Germany’s DAX, the benchmark stock index, achieved a record high as trading opened, displaying investors’ increasing confidence in imminent interest rate cuts that outweigh concerns about a potential recession in the country. The previous day saw the DAX closing at a record peak of 16,533 points, only to be surpassed on the following day at the market’s commencement. The index concluded the day 0.7% higher at 16,656 points, marking a new record.
Comprising the 40 most valuable companies in Europe’s largest economy, the DAX has experienced steady growth since late October. This ascent followed the revelation that inflation in the eurozone had significantly slowed, reaching its lowest point in over two years. The recent decline in inflation, coupled with the European Central Bank (ECB) board member Isabel Schnabel’s indication that further interest rate hikes are unlikely, has boosted investor expectations for rate cuts as early as March.
Investment strategist Lindsay James noted that the DAX’s positive trajectory is influenced by favorable news on inflation, with investors anticipating proactive measures by the ECB. The recent business surveys indicating a potential bottoming-out of Europe’s economy have also contributed to the index’s gains.
Despite these positive market movements, they appear at odds with the precarious state of the German economy, which lags behind other major regional economies.
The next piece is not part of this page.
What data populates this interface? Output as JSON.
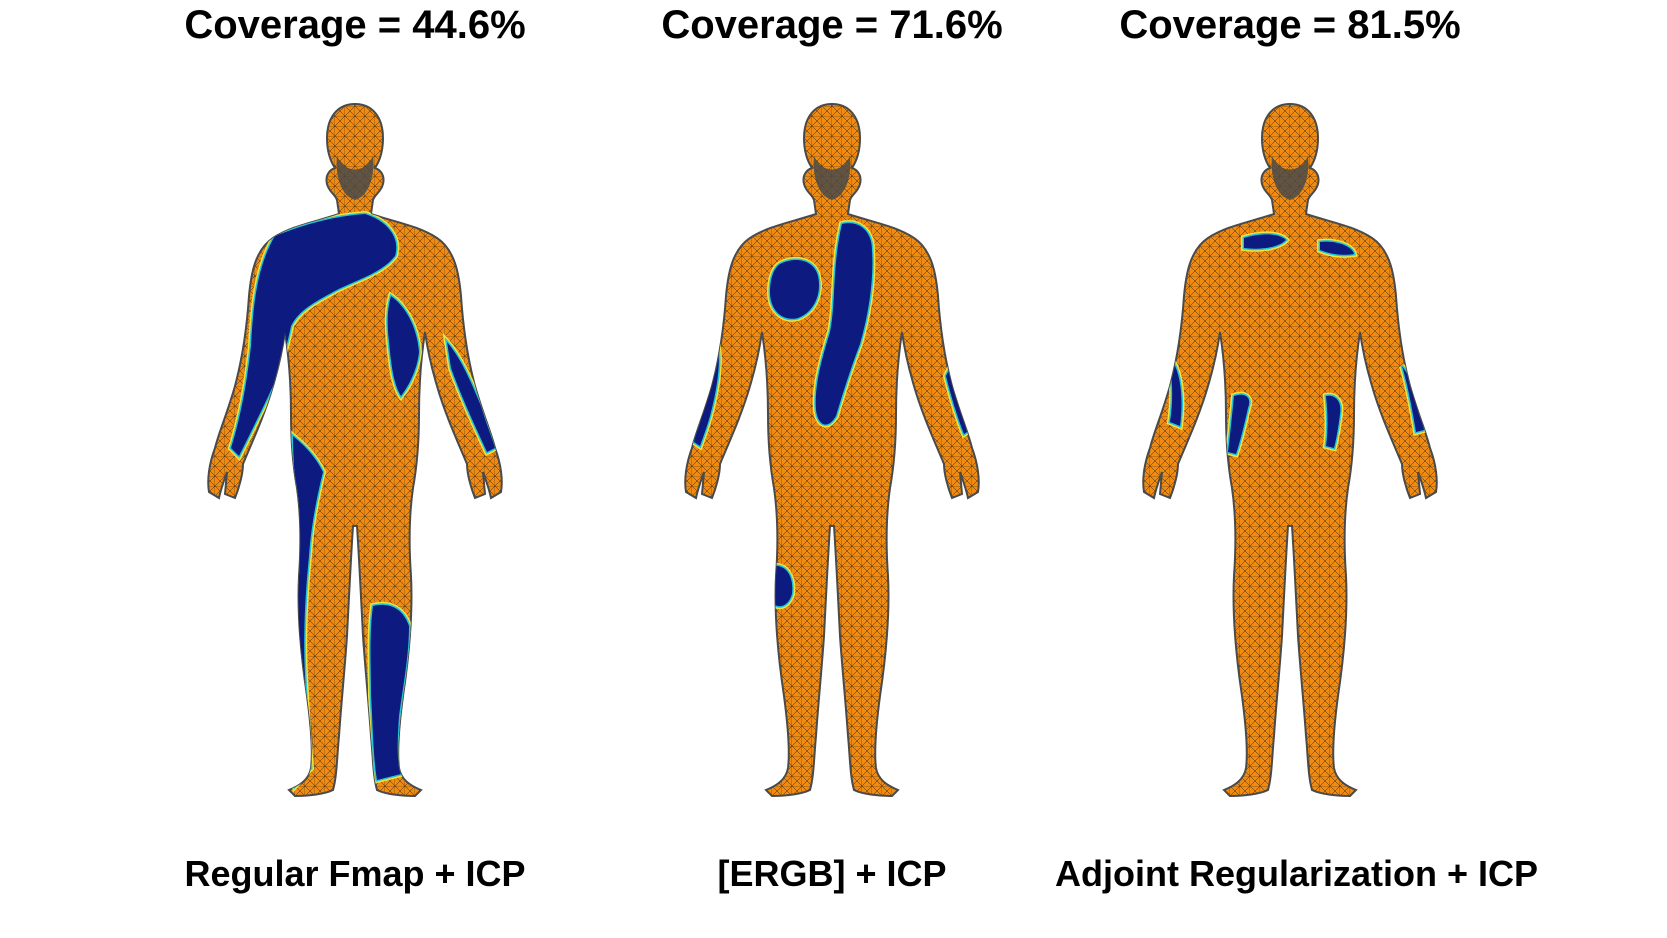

Germany’s GDP contracted by 0.1% in the third quarter, and industrial production in October marked the fifth consecutive month of decline. Official data also revealed a 3.7% fall in industrial orders for October, challenging economists’ expectations.
Ben Ritchie, head of developed market equities at investment company abrdn, explained the divergence between the DAX and the German economy, citing the index’s constituents’ modest exposure to the domestic economy and falling energy prices that support profitability. He added that lower overall inflation has contributed to the recent strong performance of the index.
Volkswagen, Europe’s largest carmaker, played a significant role in Wednesday’s gains on the DAX, with its stock closing 5.4% higher. The company recently announced independent audit results of a jointly owned plant in China, dispelling indications of forced labor and addressing criticism over alleged human rights abuses.
The market’s resilience and optimism reflect a complex interplay of global economic factors, including monetary policy expectations and corporate performance, against concerns about specific national economic challenges.